Vanmorgen stond ik op met een lach en ik durfde voor het eerst in lange tijd weer in de spiegel te kijken naar mijn lach. Lachen is heel belangrijk voor mij. Ik doe het graag en veel en ik charmeer mensen er graag mee. En dat is voor mij zowel in mijn persoonlijke als in mijn professionele leven belangrijk. Als horecawerker charmeer je gasten door naar ze te lachen. Dat kon de laatste twee jaar niet. Althans, niet echt. Ik glimlachte wel naar mensen maar met mijn mond dicht. Niemand zit te wachten op een ober met een gat in z’n bek.
Dat zit zo. Ik ben jaren geleden eens gevallen met m’n fiets. De schade leek mee te vallen, maar er was een miniscuul klein splintertje van een tand afgebroken. Vrijwel niet zichtbaar, maar ik voelde dat die tand wel wat scherper was. Dat is in de loop der jaren gaan eroseren en een jaar of twee terug brak er een, nu wel behoorlijk zichtbaar, stukje tand af! Normale mensen gaan dan gelijk naar de tandarts om de boel recht te trekken, maar ik dus niet. Ik was sowieso in 2010 ofzo voor het laatst bij de tandarts geweest. De doodsangst die ik heb voor de tandarts grenst aan hondsdolheid. Dan kan ik in de kroeg of bij Ajax op de tribune een grote mond open doen: zodra ik diezelfde mond in een tandartsstoel moet opentrekken verschrompel ik dus van man tot mietje. Het in een stoel liggen en totaal geen controle over de situatie hebben grijpt me dan echt naar de keel. Angst is niet uit te leggen, want volkomen onredelijk. Echt letterlijk bang zijn om te sterven in een tandartsstoel. Ik haalde de meest verschrikkelijke scenario’s in mijn hoofd. Of ik bedacht me dat zo’n gebitsreparatie vast duizenden euro’s zou kosten en dat ging ik ook zelf geloven. En die had ik niet. Dus helaas. Niet dat ik ooit naar de prijs geïnformeerd had, maar ik had zelf maar bedacht dat het belachelijk duur zou zijn. Ook omdat ik geen tandartsverzekering heb. Dus tja, dan gaan we maar niet.

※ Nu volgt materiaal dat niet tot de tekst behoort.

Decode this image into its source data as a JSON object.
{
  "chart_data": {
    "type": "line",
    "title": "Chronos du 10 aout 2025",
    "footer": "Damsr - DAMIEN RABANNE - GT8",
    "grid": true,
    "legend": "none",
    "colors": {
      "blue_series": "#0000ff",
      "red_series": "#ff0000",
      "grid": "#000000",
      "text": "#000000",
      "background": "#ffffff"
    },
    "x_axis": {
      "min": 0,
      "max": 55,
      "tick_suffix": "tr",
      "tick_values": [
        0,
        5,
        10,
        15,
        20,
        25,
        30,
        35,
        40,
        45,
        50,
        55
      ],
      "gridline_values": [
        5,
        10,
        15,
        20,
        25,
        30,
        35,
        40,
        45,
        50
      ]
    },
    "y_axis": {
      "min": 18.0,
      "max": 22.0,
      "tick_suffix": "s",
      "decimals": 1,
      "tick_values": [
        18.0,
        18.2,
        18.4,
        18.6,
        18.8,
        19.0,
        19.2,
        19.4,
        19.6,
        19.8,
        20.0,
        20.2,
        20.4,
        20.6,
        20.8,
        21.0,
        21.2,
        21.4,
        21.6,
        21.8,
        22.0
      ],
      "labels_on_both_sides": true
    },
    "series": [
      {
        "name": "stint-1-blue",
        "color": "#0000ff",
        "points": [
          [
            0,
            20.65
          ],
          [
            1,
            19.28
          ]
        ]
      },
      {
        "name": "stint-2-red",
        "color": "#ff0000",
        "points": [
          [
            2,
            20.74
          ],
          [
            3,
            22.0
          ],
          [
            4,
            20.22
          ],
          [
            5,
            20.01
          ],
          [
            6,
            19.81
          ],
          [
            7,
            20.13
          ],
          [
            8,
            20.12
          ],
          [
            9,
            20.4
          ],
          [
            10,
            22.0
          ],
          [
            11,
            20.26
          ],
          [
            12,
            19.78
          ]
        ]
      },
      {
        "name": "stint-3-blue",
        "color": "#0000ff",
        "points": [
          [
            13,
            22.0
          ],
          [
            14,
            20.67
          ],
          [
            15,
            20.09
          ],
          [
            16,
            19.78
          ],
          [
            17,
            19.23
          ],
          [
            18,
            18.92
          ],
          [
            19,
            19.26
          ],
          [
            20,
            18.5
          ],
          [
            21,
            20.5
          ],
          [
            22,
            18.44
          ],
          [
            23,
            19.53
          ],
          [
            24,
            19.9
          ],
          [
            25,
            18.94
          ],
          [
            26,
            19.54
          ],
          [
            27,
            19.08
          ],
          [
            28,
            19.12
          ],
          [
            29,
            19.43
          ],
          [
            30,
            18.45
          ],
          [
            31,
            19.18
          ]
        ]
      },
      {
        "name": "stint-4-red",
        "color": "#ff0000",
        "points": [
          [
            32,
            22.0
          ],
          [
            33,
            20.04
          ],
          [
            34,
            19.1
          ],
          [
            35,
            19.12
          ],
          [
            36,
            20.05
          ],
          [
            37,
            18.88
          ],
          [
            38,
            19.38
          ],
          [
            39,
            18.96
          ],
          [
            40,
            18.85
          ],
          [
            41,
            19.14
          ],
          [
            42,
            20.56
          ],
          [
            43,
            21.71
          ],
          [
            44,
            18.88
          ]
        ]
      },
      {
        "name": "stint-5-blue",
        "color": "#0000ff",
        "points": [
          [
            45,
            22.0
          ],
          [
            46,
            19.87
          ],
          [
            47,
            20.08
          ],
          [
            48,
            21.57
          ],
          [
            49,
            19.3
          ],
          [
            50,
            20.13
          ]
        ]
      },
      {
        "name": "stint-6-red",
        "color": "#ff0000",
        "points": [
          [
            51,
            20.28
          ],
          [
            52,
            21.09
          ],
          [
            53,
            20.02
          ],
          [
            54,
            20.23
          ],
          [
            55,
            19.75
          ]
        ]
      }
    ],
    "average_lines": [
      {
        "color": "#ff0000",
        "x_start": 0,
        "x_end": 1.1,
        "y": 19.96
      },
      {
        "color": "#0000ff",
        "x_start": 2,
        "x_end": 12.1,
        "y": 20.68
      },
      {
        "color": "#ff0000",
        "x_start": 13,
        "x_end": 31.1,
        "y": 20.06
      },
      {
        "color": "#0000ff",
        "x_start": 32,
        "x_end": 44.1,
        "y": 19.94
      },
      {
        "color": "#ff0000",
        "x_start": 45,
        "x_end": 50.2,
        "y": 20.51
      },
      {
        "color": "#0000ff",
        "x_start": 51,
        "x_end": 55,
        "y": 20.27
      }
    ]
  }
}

Het was vreselijk kut voor mij om twee jaar niet normaal te kunnen lachen naar mensen. Kijk maar naar alle foto’s van de laatste jaren: wel lachen maar met de mond dicht. Dat doet ook wel iets met je zelfvertrouwen. Ik keek weleens jaloers naar mensen die wel een mooie vreetmolen hadden. Het kon niet verder zo. Ik ben hier en daar toch maar eens gaan informeren naar de kosten en die vielen me alleszins mee. Goed, je moet het net hebben liggen, maar het waren zeker niet de horrorbedragen die ik mezelf had wijs gemaakt. Het was achteraf ook meer een smoes om niet te hoeven gaan.
Maar ik was er echt klaar mee. Dus man up, ouwe en gaan! Ik hoef geen hagelwitte Dries Roelvink-smile te hebben, maar gewoon alleen m’n glimlach terug, dat was het doel.
Ik heb uiteindelijk een geweldige smoelensmid gevonden, toevallig ook nog bij mij in de buurt op het Rokin. Een tandarts die mij volledig op m’n gemak wist te stellen. In iets meer dan een uur was de klus aan mijn klus geklaard en de missie is geslaagd: ik heb m’n glimlach weer terug!
Het pittoreske straatje om de hoek van de tandartsenpraktijk heet Gebed zonder End. Die noem ik vanaf nu Gebit zonder End. Ik ga die bakkes van mij vanaf nu gewoon weer goed bijhouden. Koste wat het kost. Een mooie glimlach is onbetaalbaar!